Fruits and Vegetables to enjoy this summer


Watercress has a peppery flavor and makes a great addition to any summer salad. Watercress tops the Centers for Disease Control and Prevention’s list of “powerhouse” fruits and vegetables because it was found to be the most nutrient-dense food.

Watercress has only 11 calories per 100 grams and is an excellent source of ascorbic acid (vitamin C), containing a denser concentration of vitamin C than an orange. It is also an excellent source of calcium, iron, folate, and vitamins A, B6, and K. A study in the American Journal of Clinical Nutrition found that eating a daily portion of watercress could significantly reduce DNA damage to blood cells that is considered an important trigger in the development of cancer.


Fava beans are a healthy summer delicacy. These legumes, also known as broad beans, are a great source of lean protein and are a good source of potassium, magnesium, zinc, and vitamins B1, B6, and K. They are also rich in fiber and have no cholesterol or saturated fat. Fava beans can be served raw or cooked, though the pods must first be blanched.


Watermelon is almost 92% water, making it a great source of hydration in hot weather. It has only 88 calories in a two-cup serving and one gram of fiber, which slows digestion and helps keep you feeling full longer. It is a great source of lycopene, an antioxidant that may help protect cells from damage.


Swiss chard is a leafy green vegetable that is also included on the CDC list of powerhouse fruits and vegetables for being packed with nutrients and vitamins.  Studies have shown that chard can be especially beneficial to diabetics because it has unique benefits for blood-sugar regulation. The vegetable contains syringic acid, which inhibits the activity of alpha-glucosidase (an enzyme that usually breaks down carbohydrates into simple sugars). Swiss chard also has a good amount of fiber (3 1/2 grams per cooked cup), protein, antioxidants, calcium and Vitamin K. As an added bonus, a cooked cup has only 35 calories. Swiss chard can be eaten raw in salads or cooked and sauteed.
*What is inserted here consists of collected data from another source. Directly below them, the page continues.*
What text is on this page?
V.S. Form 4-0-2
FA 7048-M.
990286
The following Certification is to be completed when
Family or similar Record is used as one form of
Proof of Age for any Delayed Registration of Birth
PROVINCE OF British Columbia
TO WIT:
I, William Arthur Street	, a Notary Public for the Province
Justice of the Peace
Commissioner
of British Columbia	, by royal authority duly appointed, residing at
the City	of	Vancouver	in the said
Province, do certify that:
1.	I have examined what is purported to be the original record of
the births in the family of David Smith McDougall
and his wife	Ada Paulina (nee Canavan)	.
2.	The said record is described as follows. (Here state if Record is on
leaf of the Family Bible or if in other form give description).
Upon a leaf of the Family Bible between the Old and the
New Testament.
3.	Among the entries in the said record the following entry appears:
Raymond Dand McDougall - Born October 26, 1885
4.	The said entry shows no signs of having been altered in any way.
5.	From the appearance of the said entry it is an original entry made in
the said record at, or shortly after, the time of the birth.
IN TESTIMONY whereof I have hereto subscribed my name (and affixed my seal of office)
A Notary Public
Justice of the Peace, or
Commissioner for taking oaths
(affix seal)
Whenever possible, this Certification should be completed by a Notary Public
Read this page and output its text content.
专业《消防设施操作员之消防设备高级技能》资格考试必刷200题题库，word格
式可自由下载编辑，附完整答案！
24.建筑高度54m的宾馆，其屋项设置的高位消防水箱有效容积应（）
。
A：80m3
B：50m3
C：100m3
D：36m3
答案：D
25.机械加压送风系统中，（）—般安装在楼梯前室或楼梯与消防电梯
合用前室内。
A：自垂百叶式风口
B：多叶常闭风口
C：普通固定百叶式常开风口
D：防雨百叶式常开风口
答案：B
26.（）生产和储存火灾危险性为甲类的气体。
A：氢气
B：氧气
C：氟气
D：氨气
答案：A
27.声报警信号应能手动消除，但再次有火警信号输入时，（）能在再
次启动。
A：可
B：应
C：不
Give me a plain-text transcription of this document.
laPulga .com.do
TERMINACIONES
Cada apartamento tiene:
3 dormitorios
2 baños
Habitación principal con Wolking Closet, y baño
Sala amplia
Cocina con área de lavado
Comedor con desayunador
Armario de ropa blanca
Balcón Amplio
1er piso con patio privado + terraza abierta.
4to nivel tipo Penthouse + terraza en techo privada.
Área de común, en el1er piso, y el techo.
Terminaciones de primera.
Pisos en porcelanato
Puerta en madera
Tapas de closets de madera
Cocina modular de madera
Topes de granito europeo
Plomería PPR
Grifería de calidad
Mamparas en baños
Passion fruit is a great summer treat, with a long list of health benefits attributed to it. Native to South America, passion fruit is a source of fiber, antioxidants, and vitamins A and C. One serving of this fruit will also give you two times as much potassium as a banana.

Passion Fruit

Radishes are very good for you. This root crop is low in calories and has a high water content (about 90%). Radishes are also a great source of vitamin C, fiber, potassium, and folate. They are natural diuretics and are very filling. They are also good for the liver as natural detoxifiers and can even be used to treat bee stings and insect bites because of their antipruritic properties. Radishes are also included on the CDC’s list of powerhouse fruits and vegetables.

Seabreeze Radishes

Arugula is a leafy green that is in season from late spring through September also found on the CDC’s list of powerhouse fruits and vegetables. It is part of the cabbage family and has a mild peppery, spicy taste. It has just 4 calories a cup while being an excellent source of folate, fiber, calcium, and vitamins A, C, and K. In fact, it contains 14% of your daily vitamin K requirements. This popular green also contains lutein, an antioxidant that helps maintain healthy eyes, skin, and heart.


Peaches are a pretty tasty and healthy summer snack: They are low in calories (with a typical peach containing only 68) and a great source of fiber. The fruit also contains 10 different vitamins, including vitamin C, an antioxidant and tissue-builder, as well as vitamin A, important to healthy vision. Peaches are also a good source of vitamins E and K, potassium, magnesium, and calcium.

Peach season is at its peak in July and August. Try grilling them to make an extra-special treat.

Peaches (1)

Zucchini and other summer squash can be served raw, grilled, rolled, or diced. It has only 20 calories a cup and no fat or cholesterol while providing 35% of your daily-recommended vitamin C. It is also a great source of fiber and potassium. Try making “zoodles” this summer with a spiral slicer that transforms zucchini into a healthy substitute for pasta.


Raspberries are a great source of fiber: one cup has 8 grams of fiber, some of which is soluble in the form of pectin, which helps lower cholesterol. They are also a source of antioxidants, vitamins, and minerals, including potassium and vitamin C. A cup of raspberries has only 64 calories, and the fruit can even possibly help fight inflammatory conditions, such as arthritis.